7. MANAGEMENT & TREATMENT¶
Treatment depends on immune status. Immunocompetent patients with localized disease may not require therapy. Disseminated disease requires antifungals, with triazoles as first-line and amphotericin B for severe cases.
7.1 Antifungal Therapy¶
Triazoles (fluconazole 400 mg/day, itraconazole 200 mg TID) are first-line. Amphotericin B (0.7–1.0 mg/kg/day) is reserved for severe dissemination. Voriconazole/posaconazole are alternatives for refractory cases.
7.2 Maintenance Therapy¶
Lifelong itraconazole is required for immunosuppressed patients (e.g., HIV, organ transplant recipients) with persistent immune suppression.
8. PROGNOSIS & COMPLICATIONS¶
Most cases resolve spontaneously. Disseminated disease has high mortality without treatment. Complications include meningitis, hydrocephalus, and secondary infections. Prolonged symptoms may indicate chronic pulmonary disease.

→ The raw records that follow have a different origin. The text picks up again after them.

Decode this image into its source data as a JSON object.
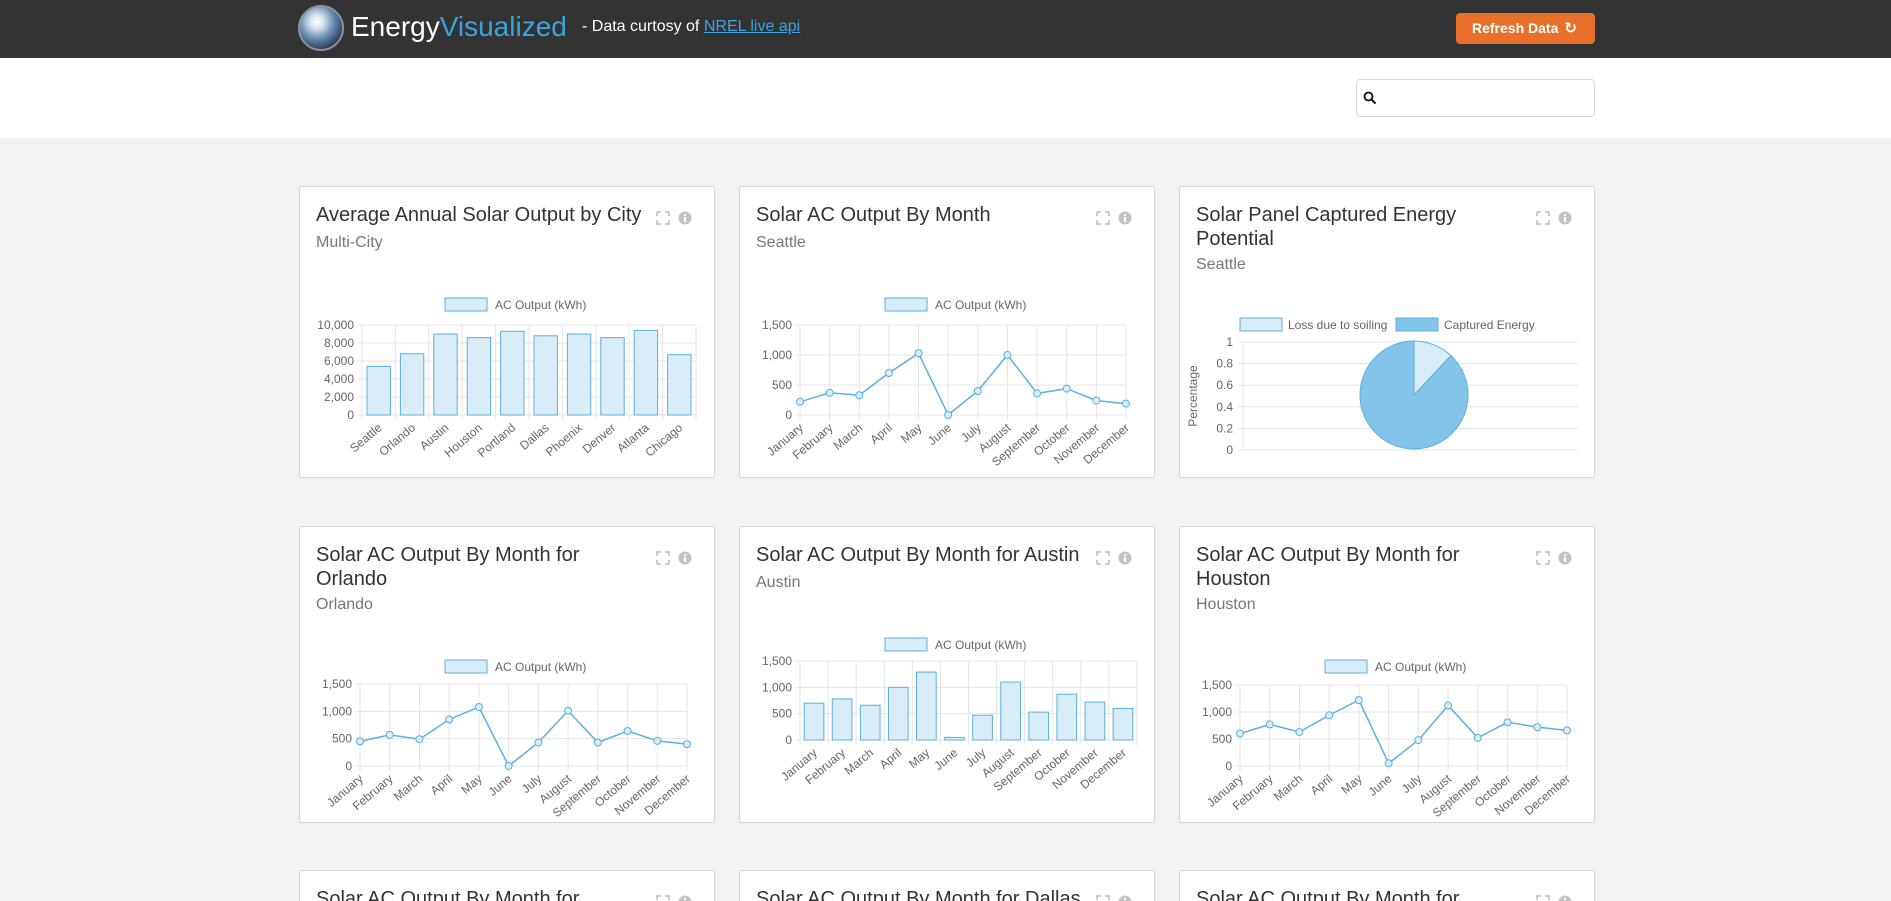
{
  "header": {
    "brand_main": "Energy",
    "brand_accent": "Visualized",
    "tagline_prefix": "- Data curtosy of",
    "tagline_link": "NREL live api",
    "refresh_label": "Refresh Data",
    "refresh_icon": "refresh-icon"
  },
  "search": {
    "placeholder": "",
    "value": "",
    "icon": "search-icon"
  },
  "colors": {
    "topbar": "#333333",
    "accent": "#3aa3dd",
    "button": "#e8702a",
    "series_fill": "#d8edf8",
    "series_line": "#5bb0df",
    "pie_captured": "#82c4ea"
  },
  "cards": [
    {
      "title": "Average Annual Solar Output by City",
      "subtitle": "Multi-City",
      "chart_index": 0
    },
    {
      "title": "Solar AC Output By Month",
      "subtitle": "Seattle",
      "chart_index": 1
    },
    {
      "title": "Solar Panel Captured Energy Potential",
      "subtitle": "Seattle",
      "chart_index": 2
    },
    {
      "title": "Solar AC Output By Month for Orlando",
      "subtitle": "Orlando",
      "chart_index": 3
    },
    {
      "title": "Solar AC Output By Month for Austin",
      "subtitle": "Austin",
      "chart_index": 4
    },
    {
      "title": "Solar AC Output By Month for Houston",
      "subtitle": "Houston",
      "chart_index": 5
    },
    {
      "title": "Solar AC Output By Month for",
      "subtitle": "",
      "chart_index": null
    },
    {
      "title": "Solar AC Output By Month for Dallas",
      "subtitle": "",
      "chart_index": null
    },
    {
      "title": "Solar AC Output By Month for",
      "subtitle": "",
      "chart_index": null
    }
  ],
  "chart_data": [
    {
      "type": "bar",
      "categories": [
        "Seattle",
        "Orlando",
        "Austin",
        "Houston",
        "Portland",
        "Dallas",
        "Phoenix",
        "Denver",
        "Atlanta",
        "Chicago"
      ],
      "series": [
        {
          "name": "AC Output (kWh)",
          "values": [
            5400,
            6800,
            9000,
            8600,
            9300,
            8800,
            9000,
            8600,
            9400,
            6700
          ]
        }
      ],
      "yticks": [
        "10,000",
        "8,000",
        "6,000",
        "4,000",
        "2,000",
        "0"
      ],
      "ylim": [
        0,
        10000
      ],
      "legend": "top"
    },
    {
      "type": "line",
      "categories": [
        "January",
        "February",
        "March",
        "April",
        "May",
        "June",
        "July",
        "August",
        "September",
        "October",
        "November",
        "December"
      ],
      "series": [
        {
          "name": "AC Output (kWh)",
          "values": [
            220,
            370,
            330,
            700,
            1030,
            0,
            400,
            1000,
            360,
            440,
            240,
            190
          ]
        }
      ],
      "yticks": [
        "1,500",
        "1,000",
        "500",
        "0"
      ],
      "ylim": [
        0,
        1500
      ],
      "legend": "top"
    },
    {
      "type": "pie",
      "categories": [
        "Loss due to soiling",
        "Captured Energy"
      ],
      "values": [
        0.12,
        0.88
      ],
      "ylabel": "Percentage",
      "yticks": [
        "1",
        "0.8",
        "0.6",
        "0.4",
        "0.2",
        "0"
      ],
      "legend": "top"
    },
    {
      "type": "line",
      "categories": [
        "January",
        "February",
        "March",
        "April",
        "May",
        "June",
        "July",
        "August",
        "September",
        "October",
        "November",
        "December"
      ],
      "series": [
        {
          "name": "AC Output (kWh)",
          "values": [
            450,
            570,
            490,
            850,
            1080,
            0,
            430,
            1010,
            430,
            640,
            460,
            400
          ]
        }
      ],
      "yticks": [
        "1,500",
        "1,000",
        "500",
        "0"
      ],
      "ylim": [
        0,
        1500
      ],
      "legend": "top"
    },
    {
      "type": "bar",
      "categories": [
        "January",
        "February",
        "March",
        "April",
        "May",
        "June",
        "July",
        "August",
        "September",
        "October",
        "November",
        "December"
      ],
      "series": [
        {
          "name": "AC Output (kWh)",
          "values": [
            700,
            780,
            660,
            1000,
            1290,
            50,
            470,
            1100,
            530,
            870,
            720,
            600
          ]
        }
      ],
      "yticks": [
        "1,500",
        "1,000",
        "500",
        "0"
      ],
      "ylim": [
        0,
        1500
      ],
      "legend": "top"
    },
    {
      "type": "line",
      "categories": [
        "January",
        "February",
        "March",
        "April",
        "May",
        "June",
        "July",
        "August",
        "September",
        "October",
        "November",
        "December"
      ],
      "series": [
        {
          "name": "AC Output (kWh)",
          "values": [
            600,
            770,
            630,
            940,
            1220,
            50,
            480,
            1120,
            520,
            810,
            720,
            660
          ]
        }
      ],
      "yticks": [
        "1,500",
        "1,000",
        "500",
        "0"
      ],
      "ylim": [
        0,
        1500
      ],
      "legend": "top"
    }
  ]
}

9. SPECIAL CONSIDERATIONS¶
Pregnancy: Dissemination risk increases in second/third trimester. Triazoles should be avoided in first trimester. Pediatric cases are rare but may present with disseminated disease. Elderly patients have higher dissemination risk due to comorbidities.
10. KEY POINTS & CLINICAL PEARLS¶
- Coccidioidomycosis is endemic to the Americas, with high prevalence in the southwestern U.S. and northern Mexico.
- Most infections are asymptomatic; symptomatic cases present with fever, cough, and arthralgias.
- Serology (CF, EIA) and imaging are key diagnostic tools.
- Triazoles are first-line for immunocompetent patients; amphotericin B for severe dissemination.
- Lifelong maintenance therapy is required for immunosuppressed patients.
- Disseminated disease, especially meningitis, is life-threatening without treatment.